Here, we present a new approach that uses gene-expression data to optimize not only the pattern of hierarchical regulation, but also the level of differential gene-expression within the rigid framework of metabolic constraints placed on a system by the connectivity of the reaction network. Although our steady-state based method does not account for capacity limitations in various enzymes, and thus the beneficial, deleterious or regulatory role of metabolite concentrations, the model's adherence to conservation of mass balance and network connectivity imposes pseudo-metabolic regulation. The coupled interaction of this absolute form of metabolic control with optimal hierarchical control in gene-expression FBA (GX-FBA) improves our theoretical capabilities for analyses of a wide range of phenomena, such as cellular responses to environmental perturbations which traditionally have been considered outside the realm of FBA.
A recently published approach by Lee et al.  is also focused on using actual gene-expression levels to guide metabolic flux prediction. However, this method differs significantly from GX-FBA in that it minimizes the absolute difference between metabolic fluxes and gene-expression data from RNA-seq experiment.

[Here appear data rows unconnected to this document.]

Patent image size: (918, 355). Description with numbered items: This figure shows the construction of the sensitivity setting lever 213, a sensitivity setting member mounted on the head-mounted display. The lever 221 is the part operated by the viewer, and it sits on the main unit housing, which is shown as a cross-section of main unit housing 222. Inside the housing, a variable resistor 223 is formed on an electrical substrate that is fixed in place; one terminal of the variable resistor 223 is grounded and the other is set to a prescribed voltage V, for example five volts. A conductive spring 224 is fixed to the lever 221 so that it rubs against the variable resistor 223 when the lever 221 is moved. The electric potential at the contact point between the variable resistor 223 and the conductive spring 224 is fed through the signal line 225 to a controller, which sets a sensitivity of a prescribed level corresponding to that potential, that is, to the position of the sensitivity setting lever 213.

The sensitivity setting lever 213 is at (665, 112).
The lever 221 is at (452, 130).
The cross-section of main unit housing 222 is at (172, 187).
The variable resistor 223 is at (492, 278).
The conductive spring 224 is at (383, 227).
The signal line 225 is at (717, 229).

To illustrate the utility of GX-FBA, we have analyzed the genome-scale metabolic model for the etiological agent of bubonic plague, the gram-negative bacterium Yersinia pestis (YP) . We have studied YP’s genome-scale metabolic response in physiologically important conditions: temperature shifts known to induce virulence in low calcium media [38, 39], as well as its response to stress induced separately by the antibiotics streptomycin and chloramphenicol. Our analyses open windows into the metabolic workings of this bacterium while it survives within macrophages following initial introduction into a mammalian host, proliferates in the blood, and attempts to resist therapeutic efforts. Our analyses indicate that majority of cellular metabolic changes associated with response to stress is unique to the type of perturbation. The only common adaptive response to all four types of stress was for YP to initiate a series of energy saving measures.